Denny Morrison Superintendent

From the Superintendent:

My hopes and dreams for our students are that each youngster experiences success each and every day.  Even though our district's focus will be on continued increased student achievement, we will not forget the other components that go into the making of a quality education.  The effectiveness of a school district should not and cannot be measured by the results of tests administered in a single day or a single week.
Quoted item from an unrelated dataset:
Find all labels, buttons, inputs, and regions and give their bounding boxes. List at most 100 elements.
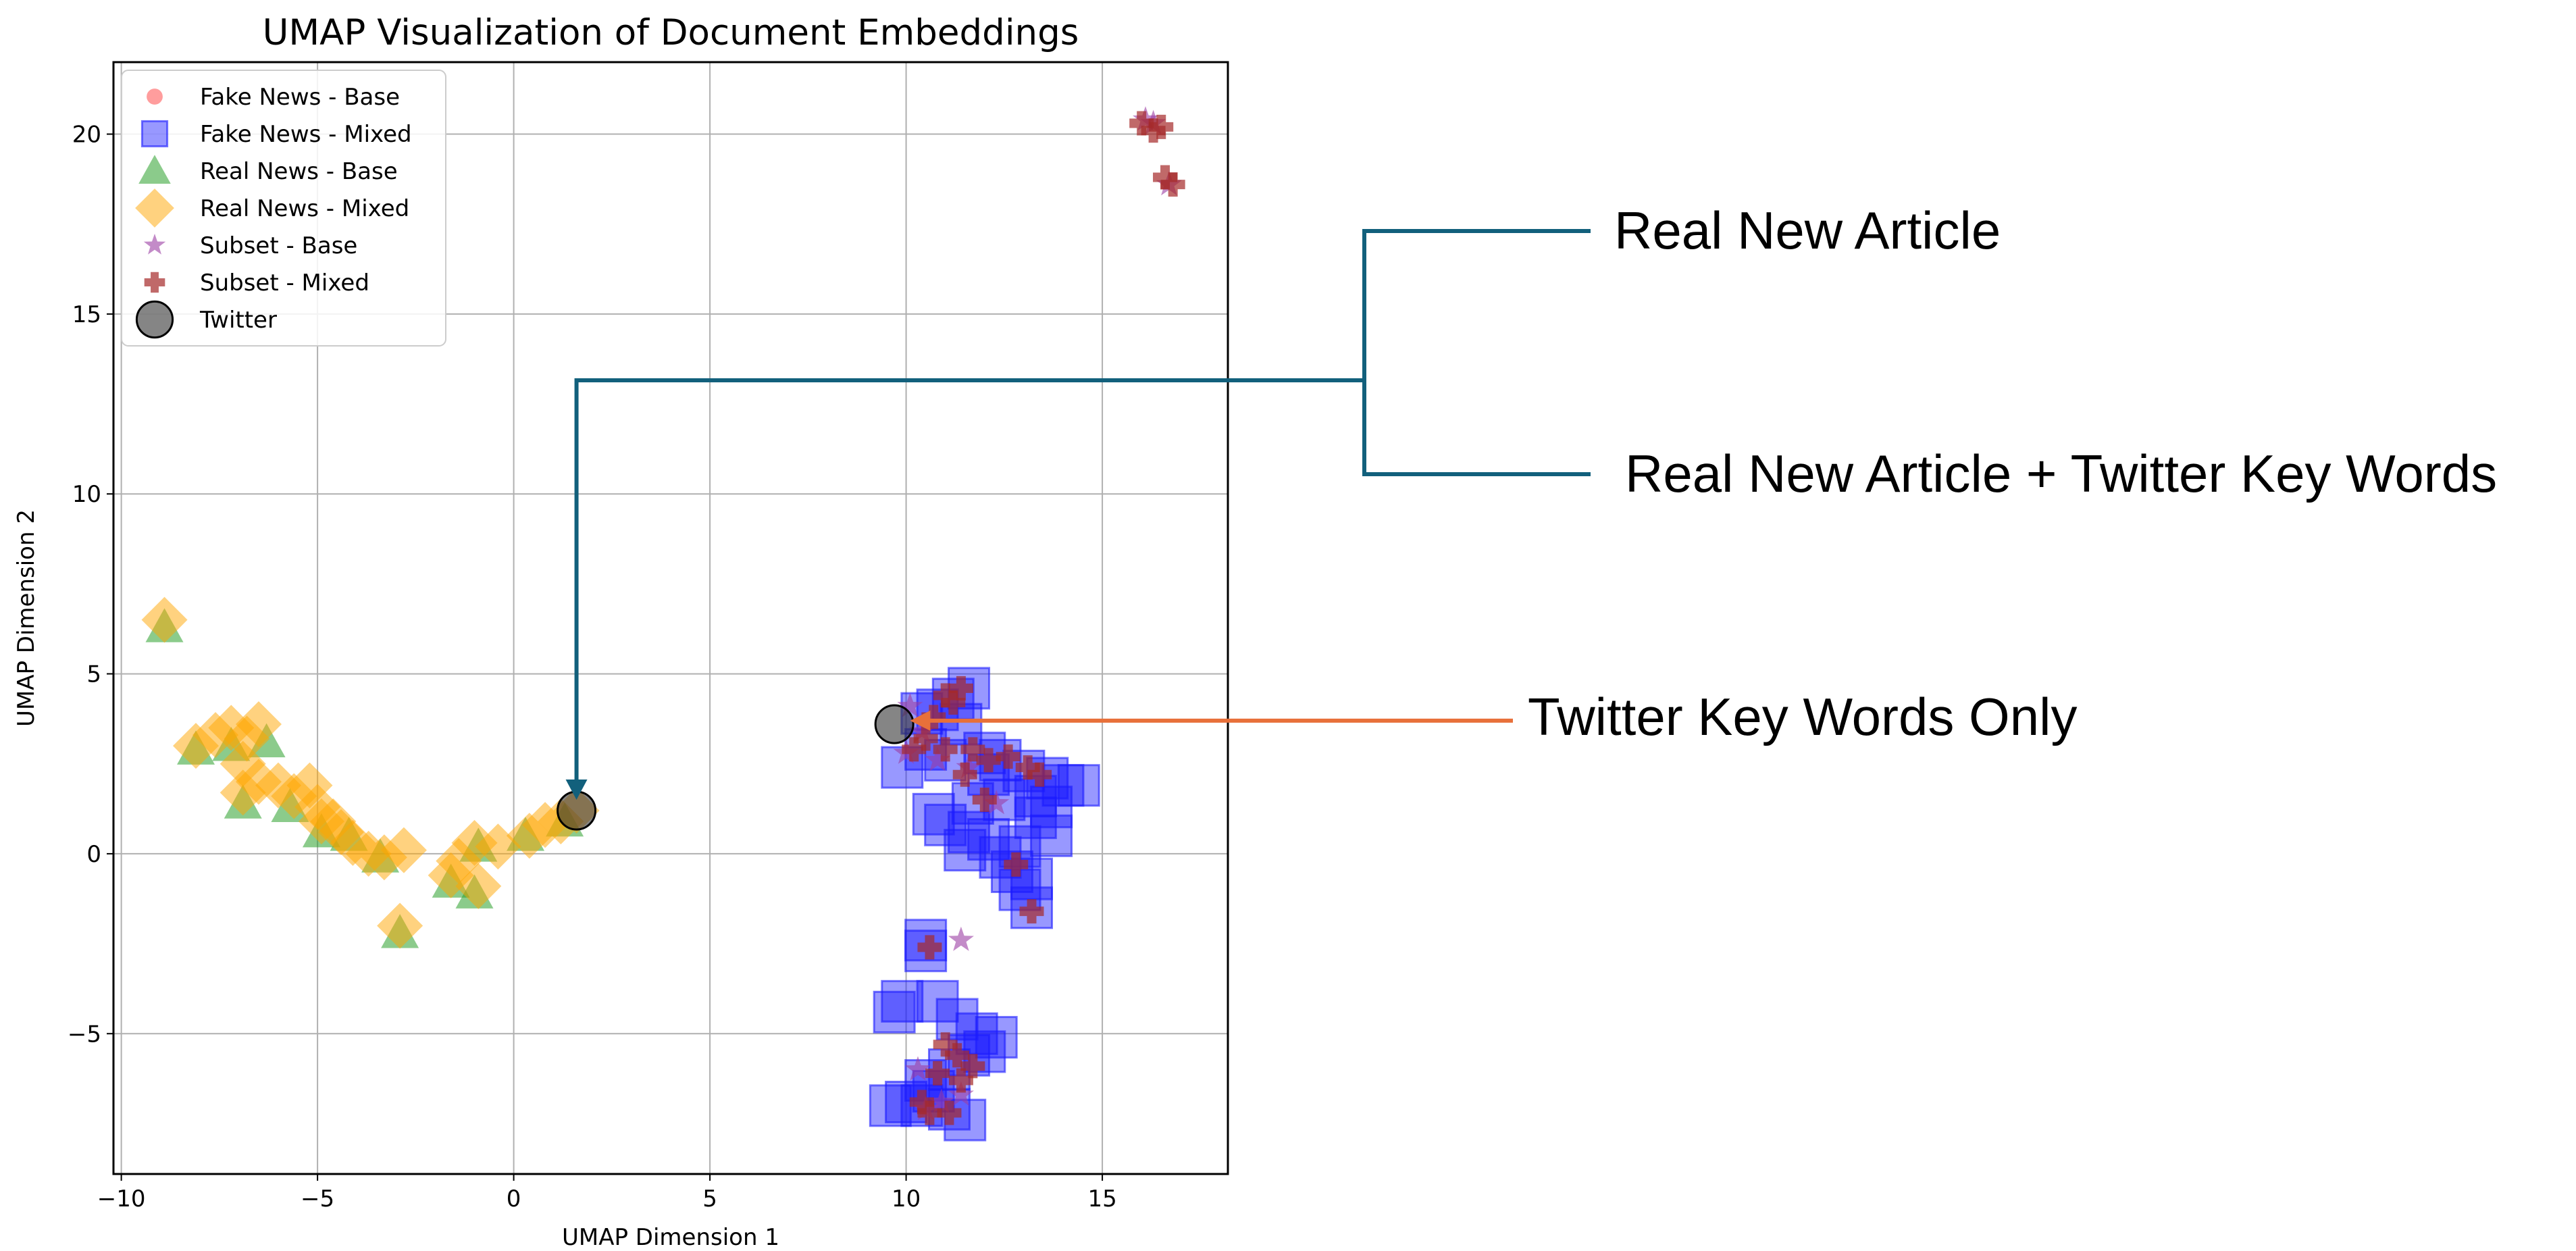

We are about so much more than that in Xenia.  We will continue to work to instill values in our young people and help them develop personal responsibility.  These are the same virtues that you and I learned a long time ago.  The continuation of these old-fashioned family values is absolutely critical.  In addition to these, my promise to you is that we will work hard to meet the needs of all of our young people regardless of whether they have special needs, are academically gifted and talented, or are the average or "middle of the road" students as I like to call them.  Every decision that we make will be based on the response to one single question, "Is this what is best for kids?" 

I promise you that our school district will continue every effort to ensure that we are doing everything possible to ensure success.  The hard truth is, however, that we cannot do it alone.  We need your help.  Parent involvement and the total cooperation of both the school and the business community are not extra duties to be performed if time permits, they are fundamental and basic ways to improve education.  We need our parents and community members to understand that they must become partners in the educational process.  Our community has a wealth of people who have so much to offer to our young people.  We are a community that is truly blessed.  This is my challenge to you.  If you have an hour a week, get involved in our school system.  You do not need to hold a teaching license to make a difference.  Possibilities range from helping out in the office or the lunchroom, to reading to a young person, to guest lecturing to a class, to explaining how to do math problems, to just listening to our young people.  Sometimes the best classroom is at the feet of a senior citizen.  The more individualized attention we can provide to our young people in our schools, the better connected they will remain and the better their opportunity to attain a diploma.  Contact the school to see what you can do to become involved.  Be a hero to a young person.  Be a volunteer!